Confronting gun violence in the nage

The Brooklyn Paper

Across the United States, said anti-gun advocate Shaina Harrison, “One child or teen dies every three hours from gun violence. It’s like having a Virginia Tech massacre every four days.”

That startling statistic was perhaps the most dramatic one shared during a town hall on gun violence held in the heart of Flatbush and sponsored by City Councilmember Kendall Stewart.

Speaking to the group gathered in the fellowship hall of the Church of the Nativity, 1099 Ocean Avenue, Harrison – who represented New Yorkers Against Gun Violence (NYAGV) at the event — dramatically described her experience of the issue.

A Red Hook resident, Harrison recalled walking to the corner store with her best friend, a football player, just a week before the two of them – both graduates of the Brooklyn School for Global Studies – headed off for college in Bowling Green, Kentucky.

They passed a group of people arguing, and someone in the group made a comment about the colors that her friend was wearing, Harrison recalled. “He denied it, and said he had every color in the rainbow,” she continued, “and he got into an argument with them.”

The upshot was that the group followed the two friends back to Harrison’s home. “Two guys became 10 guys,” she went on. “They shot him in front of my face. He didn’t die, but he never went to Bowling Green. Something so stupid just destroyed his whole life.”

Indeed, “Gun violence is a problem that affects all of us,” added Lance Ogiste, an assistant district attorney with the office of Kings County District Attorney Charles Hynes.

“I’ve had mothers come up to me and say, my son may have done some things that were wrong, but that person had no right to shoot him,” Ogiste recalled of his days as a prosecutor. “The only thing I’m asking from you, they said, is to give me some justice.”
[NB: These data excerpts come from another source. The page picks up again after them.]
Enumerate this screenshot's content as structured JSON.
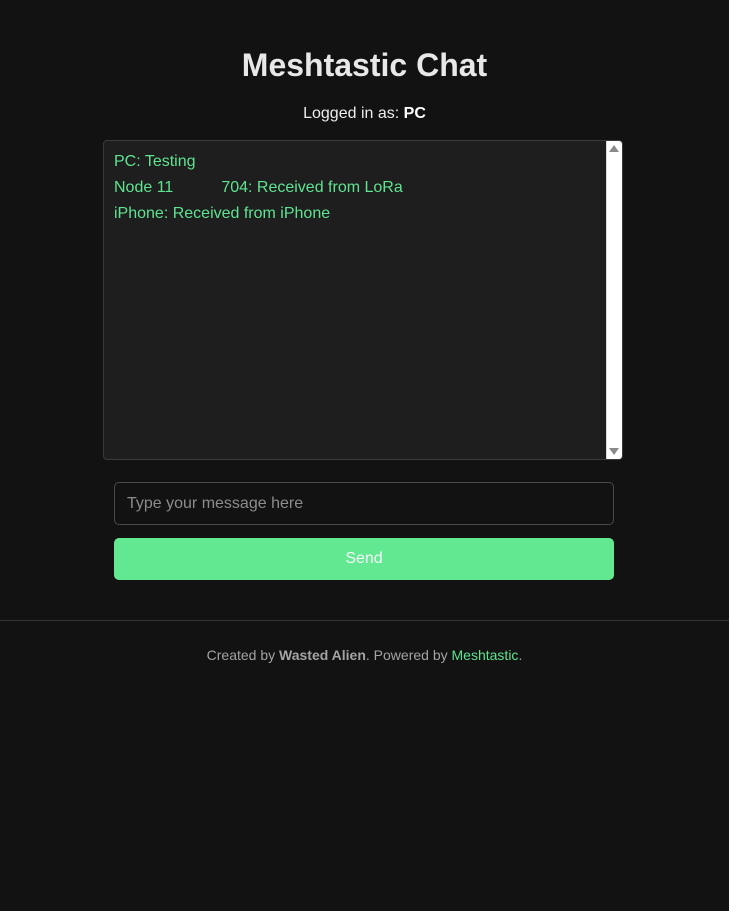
{
  "header": {
    "title": "Meshtastic Chat",
    "login_prefix": "Logged in as:",
    "username": "PC"
  },
  "chat": {
    "messages": [
      {
        "text": "PC: Testing"
      },
      {
        "text_before": "Node 11",
        "text_after": "704: Received from LoRa"
      },
      {
        "text": "iPhone: Received from iPhone"
      }
    ]
  },
  "compose": {
    "placeholder": "Type your message here",
    "value": "",
    "send_label": "Send"
  },
  "footer": {
    "created_by_prefix": "Created by",
    "author": "Wasted Alien",
    "powered_by_prefix": ". Powered by",
    "powered_by_link": "Meshtastic",
    "suffix": "."
  },
  "colors": {
    "background": "#121212",
    "accent": "#63e892",
    "message_text": "#5fe391",
    "chat_background": "#1e1e1e"
  }
}
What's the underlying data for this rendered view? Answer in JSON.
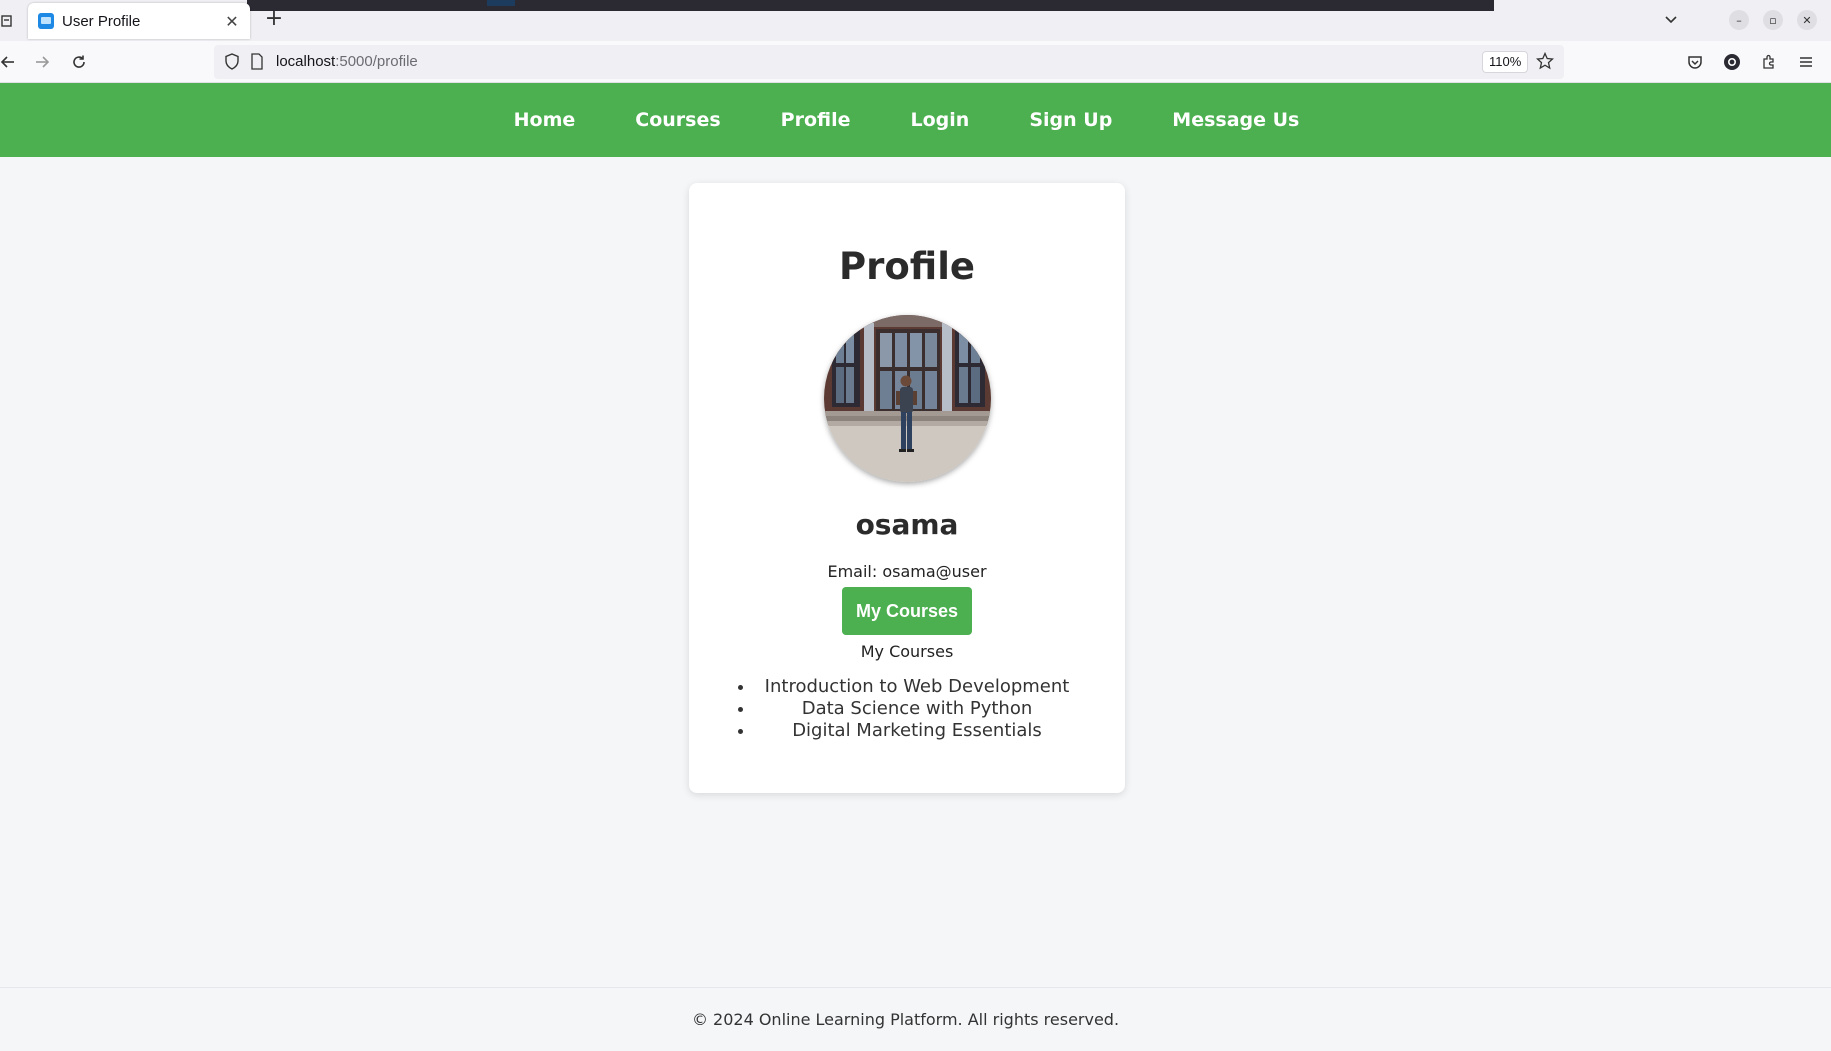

Gun issues vary widely from neighborhood to neighborhood, noted Ogiste, though they overwhelming impact younger people.

For instance, he said, the DA’s office indicted 78 individuals arrested in East Flatbush’s 67th Precinct during 2007 for gun possession. Of those people, he noted, 20 percent were teens, 60 percent were under the age of 25 and 85 percent were younger than 30. “I’m told that is a typical breakdown,” Ogiste added.

There were far fewer gun possession indictments stemming from arrests in neighboring precincts, according to Ogiste. He told the group that there had been a total of 11 indictments in 2007 for gun possession in the 70th Precinct (Flatbush, Midwood and Kensington) and four in the 63rd Precinct (including Bergen Beach, Mill Basin, Flatlands, Marine Park, Georgetown, and Mill Island).
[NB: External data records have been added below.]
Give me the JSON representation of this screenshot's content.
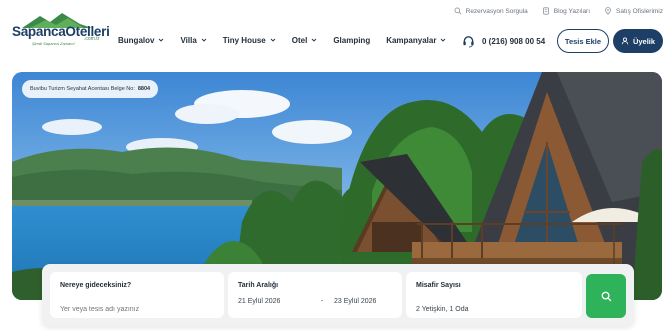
{
  "utility_links": [
    {
      "label": "Rezervasyon Sorgula",
      "icon": "search-icon"
    },
    {
      "label": "Blog Yazıları",
      "icon": "document-icon"
    },
    {
      "label": "Satış Ofislerimiz",
      "icon": "location-pin-icon"
    }
  ],
  "logo": {
    "name": "SapancaOtelleri",
    "domain": ".com.tr",
    "tagline": "Şimdi Sapanca Zamanı!"
  },
  "nav": {
    "items": [
      {
        "label": "Bungalov",
        "has_dropdown": true
      },
      {
        "label": "Villa",
        "has_dropdown": true
      },
      {
        "label": "Tiny House",
        "has_dropdown": true
      },
      {
        "label": "Otel",
        "has_dropdown": true
      },
      {
        "label": "Glamping",
        "has_dropdown": false
      },
      {
        "label": "Kampanyalar",
        "has_dropdown": true
      }
    ]
  },
  "contact": {
    "phone": "0 (216) 908 00 54",
    "icon": "headset-icon"
  },
  "header_buttons": {
    "add_facility": "Tesis Ekle",
    "membership": "Üyelik"
  },
  "hero": {
    "license_text": "Buvibu Turizm Seyahat Acentası Belge No:",
    "license_number": "8804"
  },
  "search": {
    "destination_label": "Nereye gideceksiniz?",
    "destination_placeholder": "Yer veya tesis adı yazınız",
    "date_label": "Tarih Aralığı",
    "date_start": "21 Eylül 2026",
    "date_separator": "-",
    "date_end": "23 Eylül 2026",
    "guests_label": "Misafir Sayısı",
    "guests_value": "2 Yetişkin, 1 Oda"
  },
  "colors": {
    "brand_navy": "#1d3f66",
    "brand_green": "#2eb25a",
    "text_dark": "#24303c"
  }
}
Putting the brakes on gun violence, stressed Harrison, means finding a way of getting young people involved.

“They’re the experts,” she contended. “They know why people shoot each other. I feel the only people who can change what’s going on in the community are the kids who are doing it.”

To that end, she said, NYAGV promotes programs that involve young people, from after school classes to youth councils to town halls, to speaker’s bureaus, where they teach the teens how to do public speaking.

The after-school program, which she teaches at Wingate High School, is particularly effective, Harrison opined, because it gives the young people who are involved the tools to make a difference. Last year, she said, they lobbied for the passage of legislation in Albany as well as creating brochures meant to dramatize the problem.

“One of my kids came in and was looking at numbers and was trying to come up with a statistic,” Harrison recalled. “I said, what makes the program real is that you know a person who died. That’s not a statistic.”

Another organization that seeks to reach out to young people is Real Solutions to Gun Violence. That group, said representative Lauren Mills, runs a 24-hour hotline, 1-866-SPEAK-UP, which teens can call “to report any weapons threats they may have heard about at school.” The counselors who answer the phone, Mills said, take the reports and forward them to the appropriate police department and school.

The hotline – which was founded not long after the shootings at Columbine –- is “completely anonymous,” Mills added. “We find that kids want to speak up but are afraid of retaliation and of being outcasts.”

But, anti-gun efforts should begin even earlier. It’s up to relatives, educators and the community at large to break the cycle, said Ogiste.

“Even before the Police Department makes arrests,” he contended, “it’s the responsibility of parents and teachers and the community to ask, ‘What are you doing carrying a gun? What is a 16-year-old doing with a handgun?’ If it means checking bags, checking a child’s room, checking drawers, to make sure there’s no gun in the house, that’s what you have to do.”

Members of the community and cops should be working hand in hand to conquer the problem, opined Stewart. “It’s not us versus them, in terms of us and the police,” he stressed. “We can assist them in resolving the problem, reducing crime, making the quality-of-life better in the district.”